Scott Brison talks about trade with Colombia

Liberal trade critic Scott Brison made the news last week by proposing an amendment to Bill C-2 – the Canada-Colombia Free Trade Agreement – that would see human rights monitoring as part of the agreement. It was something both the Liberals and the Conservative government could support, which has become an example of cross-party cooperation in the current Parliament. I caught up with Brison after Question Period today.

Q: Your amendment on the Colombia Free Trade Agreement – how is that coming along?
A: The government has stated in the House that it will support the amendment at the committee, and we already have attained an agreement from the Colombian government. As such, this will be a game-changer in terms of international free-trade agreement negotiations in that it will ensure that on an ongoing basis, human rights will continue to be on the table and part of the discussion for the duration of free trade agreements, not just during the negotiation of them.

Q: I’ve read about how this has come about because you have made these relations with your counterparts, and the Conservatives haven’t. Has this made you more effective as a critic than the minister has been?
A: I’ve known the minister of trade for Colombia for several years through the World Economic Forum’s Young Global Leaders programme, and that relationship has certainly helped. We had started discussions on this several months ago, going back to late August in Bogota, in China in September, some discussions in the fall, and then in January, I actually approached the government – I approached Minister Day with the idea broadly. The Harper government didn’t think that the Colombian government would approve of this approach. I formally approached President Uribe at a bilateral meeting, with President Uribe and Minister Luis Plata in January at the World Economic Forum, and President Uribe almost immediately broadly expressed support for the initiative, and encouraged his ministers – foreign minister Bermudez and Trade Minister Plata – to continue and to finalise negotiations on it. We were able to achieve it – we concluded the negotiations with the Colombians around March 10th and took it to the Conservative government after that.

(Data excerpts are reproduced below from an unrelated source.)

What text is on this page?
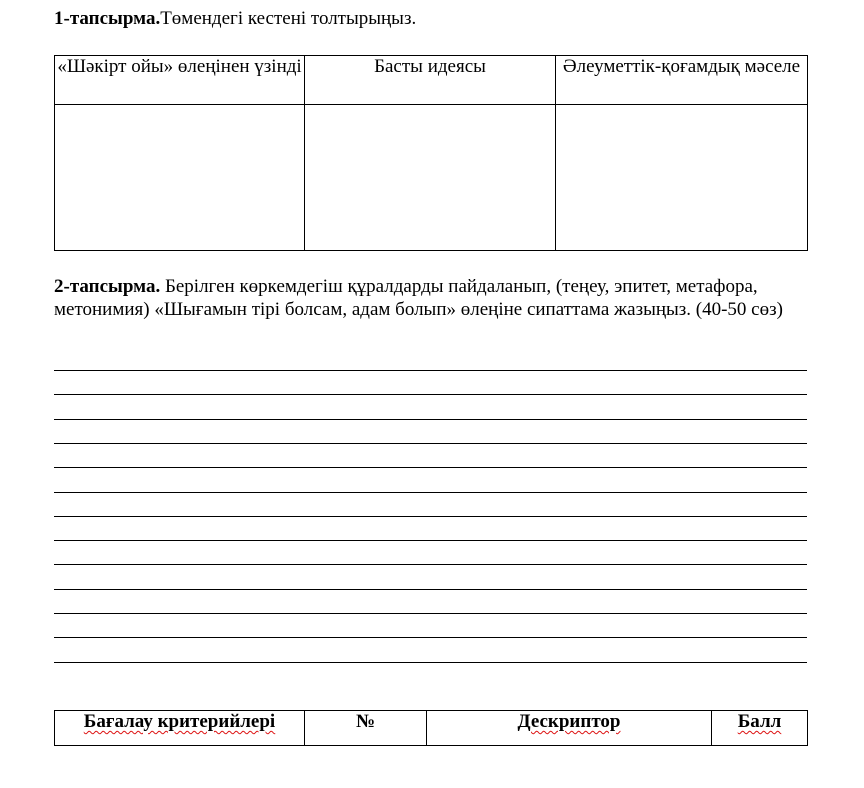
1-тапсырма.Төмендегі кестені толтырыңыз.
«Шәкірт ойы» өлеңінен үзінді	Басты идеясы	Әлеуметтік-қоғамдық мәселе

2-тапсырма. Берілген көркемдегіш құралдарды пайдаланып, (теңеу, эпитет, метафора, метонимия) «Шығамын тірі болсам, адам болып» өлеңіне сипаттама жазыңыз. (40-50 сөз)
Бағалау критерийлері	№	Дескриптор	Балл
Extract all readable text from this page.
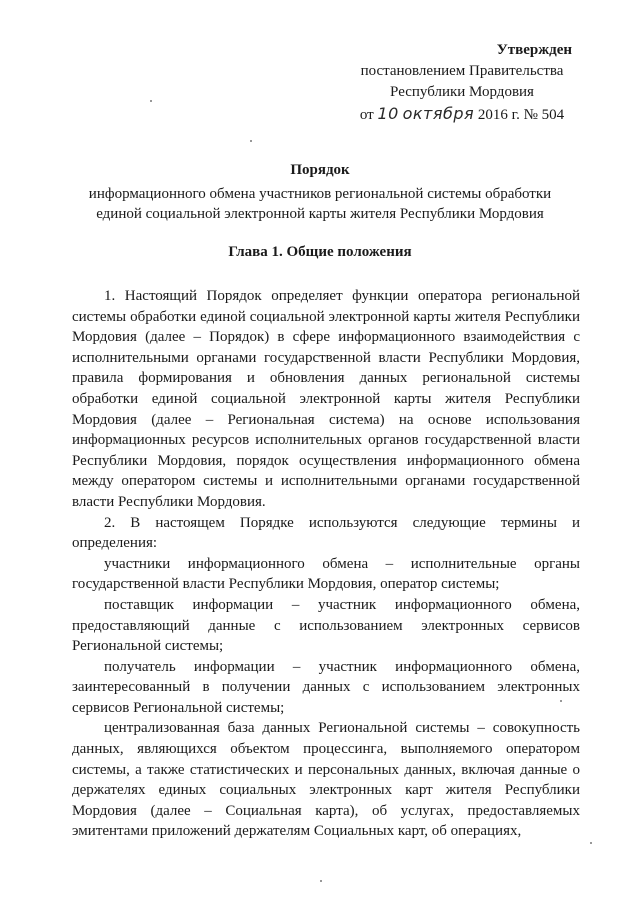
Утвержден
постановлением Правительства
Республики Мордовия
от 10 октября 2016 г. № 504
Порядок
информационного обмена участников региональной системы обработки
единой социальной электронной карты жителя Республики Мордовия
Глава 1. Общие положения

1. Настоящий Порядок определяет функции оператора региональной системы обработки единой социальной электронной карты жителя Республики Мордовия (далее – Порядок) в сфере информационного взаимодействия с исполнительными органами государственной власти Республики Мордовия, правила формирования и обновления данных региональной системы обработки единой социальной электронной карты жителя Республики Мордовия (далее – Региональная система) на основе использования информационных ресурсов исполнительных органов государственной власти Республики Мордовия, порядок осуществления информационного обмена между оператором системы и исполнительными органами государственной власти Республики Мордовия.

2. В настоящем Порядке используются следующие термины и определения:

участники информационного обмена – исполнительные органы государственной власти Республики Мордовия, оператор системы;

поставщик информации – участник информационного обмена, предоставляющий данные с использованием электронных сервисов Региональной системы;

получатель информации – участник информационного обмена, заинтересованный в получении данных с использованием электронных сервисов Региональной системы;

централизованная база данных Региональной системы – совокупность данных, являющихся объектом процессинга, выполняемого оператором системы, а также статистических и персональных данных, включая данные о держателях единых социальных электронных карт жителя Республики Мордовия (далее – Социальная карта), об услугах, предоставляемых эмитентами приложений держателям Социальных карт, об операциях,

Q: There’s a new bill for free trade with Jordan now. Would you push to have a similar agreement there?
A: We’ll see what happens at committee. I’ll be interested to see how this proceeds to committee, and certainly the committee – we’re not ruling anything out, we’ll be asking tough questions as we do on all free trade agreements, but I do think that it has the capacity to become standard with free trade agreements as we go forward.